As we have incorporated these changes, we have tried again to avoid the decision made by an Austrian film company that wanted to remake Richard Rodgers and Oscar Hammerstein's 1965 classic, The Sound of Music. The Austrians knew that the original was too long and that they had to work within boundaries, so they decided to leave out the music. In our revisions, we have tried to trim old ideas in order to make way for new ones without leaving out the music.
NOTE TO ENGLISH EDUCATORS
This edition of Bridging English, like the first two, is designed for English methods courses that vary from state to state, from school to school, and from teacher to teacher. The chapters are self-sufficient and independent of one another and can be shifted around with no loss of coherence or momentum. Indeed in our own methods courses, each of us progresses through the text differently. After sampling many of you, our readers, we have organized this text, as many of you do your courses, to begin with Chapter 1, Envisioning English, and then to move to Organizing Instruction, Chapter 2. We then build on these organizing constructs (including a completely rewritten section on Learning with Technology) as we present Teaching Activities throughout the subsequent chapters.
In those states and locales where literature-based instruction is paramount, we hope again that you can interface chapters on drama, prose, and poetry with those sections of the writing and evaluation chapters focused on literature.
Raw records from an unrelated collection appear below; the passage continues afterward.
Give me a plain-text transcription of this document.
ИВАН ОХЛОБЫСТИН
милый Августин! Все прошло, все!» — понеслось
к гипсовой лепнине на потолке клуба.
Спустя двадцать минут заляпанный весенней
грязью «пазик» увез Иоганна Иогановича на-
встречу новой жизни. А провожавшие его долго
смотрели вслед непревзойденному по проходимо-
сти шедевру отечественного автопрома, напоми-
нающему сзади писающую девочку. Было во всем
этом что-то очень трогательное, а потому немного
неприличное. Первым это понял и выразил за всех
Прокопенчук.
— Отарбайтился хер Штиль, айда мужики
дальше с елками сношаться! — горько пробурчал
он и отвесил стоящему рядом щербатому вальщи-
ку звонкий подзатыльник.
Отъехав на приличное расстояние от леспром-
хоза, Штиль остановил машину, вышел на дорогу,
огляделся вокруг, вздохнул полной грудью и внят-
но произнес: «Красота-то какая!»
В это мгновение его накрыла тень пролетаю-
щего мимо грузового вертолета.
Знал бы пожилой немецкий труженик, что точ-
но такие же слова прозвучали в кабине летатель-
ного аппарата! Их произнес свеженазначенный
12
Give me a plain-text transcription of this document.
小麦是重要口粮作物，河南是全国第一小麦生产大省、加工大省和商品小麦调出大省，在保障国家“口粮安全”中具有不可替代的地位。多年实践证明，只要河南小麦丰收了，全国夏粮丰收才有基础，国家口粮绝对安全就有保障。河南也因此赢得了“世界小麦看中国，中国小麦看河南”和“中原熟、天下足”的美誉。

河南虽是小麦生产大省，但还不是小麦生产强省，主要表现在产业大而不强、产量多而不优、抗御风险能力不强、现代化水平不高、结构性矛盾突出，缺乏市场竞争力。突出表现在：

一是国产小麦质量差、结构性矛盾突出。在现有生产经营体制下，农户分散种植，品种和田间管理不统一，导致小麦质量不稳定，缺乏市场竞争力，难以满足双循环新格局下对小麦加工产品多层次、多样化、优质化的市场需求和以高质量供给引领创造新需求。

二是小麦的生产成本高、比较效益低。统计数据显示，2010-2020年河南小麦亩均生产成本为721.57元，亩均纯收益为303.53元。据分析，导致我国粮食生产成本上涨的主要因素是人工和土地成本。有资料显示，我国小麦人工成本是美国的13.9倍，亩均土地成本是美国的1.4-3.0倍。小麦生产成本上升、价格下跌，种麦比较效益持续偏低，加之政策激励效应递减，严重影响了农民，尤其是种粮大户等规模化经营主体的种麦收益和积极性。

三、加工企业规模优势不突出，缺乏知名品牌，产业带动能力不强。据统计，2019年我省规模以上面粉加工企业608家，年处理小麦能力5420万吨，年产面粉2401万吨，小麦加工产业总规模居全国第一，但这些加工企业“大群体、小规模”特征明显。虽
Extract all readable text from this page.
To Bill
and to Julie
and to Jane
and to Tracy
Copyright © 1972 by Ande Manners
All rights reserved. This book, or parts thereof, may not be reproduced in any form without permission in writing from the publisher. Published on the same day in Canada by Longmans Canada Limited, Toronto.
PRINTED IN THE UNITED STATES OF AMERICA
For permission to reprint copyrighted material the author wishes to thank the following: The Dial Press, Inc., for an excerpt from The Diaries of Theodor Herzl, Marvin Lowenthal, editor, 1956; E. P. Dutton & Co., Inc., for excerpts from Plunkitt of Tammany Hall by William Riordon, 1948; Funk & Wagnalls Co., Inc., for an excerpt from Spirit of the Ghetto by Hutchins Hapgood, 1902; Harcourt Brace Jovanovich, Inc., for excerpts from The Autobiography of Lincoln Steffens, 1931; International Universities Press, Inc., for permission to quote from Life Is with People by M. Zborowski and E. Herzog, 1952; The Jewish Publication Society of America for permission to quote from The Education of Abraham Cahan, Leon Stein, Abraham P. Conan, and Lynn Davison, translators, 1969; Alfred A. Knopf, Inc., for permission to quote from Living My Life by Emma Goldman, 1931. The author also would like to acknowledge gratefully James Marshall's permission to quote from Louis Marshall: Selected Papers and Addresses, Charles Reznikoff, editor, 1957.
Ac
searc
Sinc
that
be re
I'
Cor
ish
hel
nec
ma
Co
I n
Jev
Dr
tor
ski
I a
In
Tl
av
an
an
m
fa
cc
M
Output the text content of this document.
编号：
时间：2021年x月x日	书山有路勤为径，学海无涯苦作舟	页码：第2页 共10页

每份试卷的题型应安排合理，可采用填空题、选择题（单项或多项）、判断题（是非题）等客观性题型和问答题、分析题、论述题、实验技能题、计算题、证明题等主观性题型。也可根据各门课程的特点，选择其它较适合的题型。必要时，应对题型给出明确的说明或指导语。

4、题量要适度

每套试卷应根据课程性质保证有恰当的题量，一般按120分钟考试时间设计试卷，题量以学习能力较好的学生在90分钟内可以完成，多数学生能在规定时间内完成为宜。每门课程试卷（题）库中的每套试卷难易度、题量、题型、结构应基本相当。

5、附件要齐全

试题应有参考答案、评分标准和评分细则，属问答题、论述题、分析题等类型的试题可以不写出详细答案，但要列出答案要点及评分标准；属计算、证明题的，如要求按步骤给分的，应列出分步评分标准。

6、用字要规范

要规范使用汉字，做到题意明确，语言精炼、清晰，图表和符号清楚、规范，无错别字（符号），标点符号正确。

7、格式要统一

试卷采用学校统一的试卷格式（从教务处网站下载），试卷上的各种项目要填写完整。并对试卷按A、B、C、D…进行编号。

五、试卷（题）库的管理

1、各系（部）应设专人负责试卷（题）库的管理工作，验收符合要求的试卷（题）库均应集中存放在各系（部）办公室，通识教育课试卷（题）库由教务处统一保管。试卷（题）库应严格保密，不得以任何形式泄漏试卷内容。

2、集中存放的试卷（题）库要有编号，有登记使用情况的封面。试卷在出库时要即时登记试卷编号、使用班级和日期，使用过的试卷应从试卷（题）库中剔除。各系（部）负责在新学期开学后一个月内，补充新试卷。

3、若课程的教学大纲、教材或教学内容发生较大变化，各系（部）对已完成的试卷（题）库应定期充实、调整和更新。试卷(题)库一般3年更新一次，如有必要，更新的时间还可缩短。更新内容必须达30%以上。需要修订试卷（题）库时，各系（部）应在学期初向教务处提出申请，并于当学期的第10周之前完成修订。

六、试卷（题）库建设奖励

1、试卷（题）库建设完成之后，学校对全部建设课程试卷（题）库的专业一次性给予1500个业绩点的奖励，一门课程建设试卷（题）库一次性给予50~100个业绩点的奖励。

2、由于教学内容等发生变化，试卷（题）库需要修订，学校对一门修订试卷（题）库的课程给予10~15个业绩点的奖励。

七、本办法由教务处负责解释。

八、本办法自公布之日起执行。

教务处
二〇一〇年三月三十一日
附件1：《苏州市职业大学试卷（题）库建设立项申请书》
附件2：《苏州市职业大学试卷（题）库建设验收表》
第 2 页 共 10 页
In our examples of teaching prose fiction, we have tried to select either widely read novels or short stories that are often anthologized and are therefore either known or easily available to the reader. In our examples of classroom practice, we again name the teachers whose ideas we include. Some of you have wanted us to distinguish the seminal thinkers in the field from the able practitioners in the classroom. Our repeated citing of our original sources will hopefully identify them, but to omit the names of classroom teachers would diminish our grateful acknowledgment of both those who have contributed to the solid building of our field and those who continue to explore, test, and renew it by their persistent action.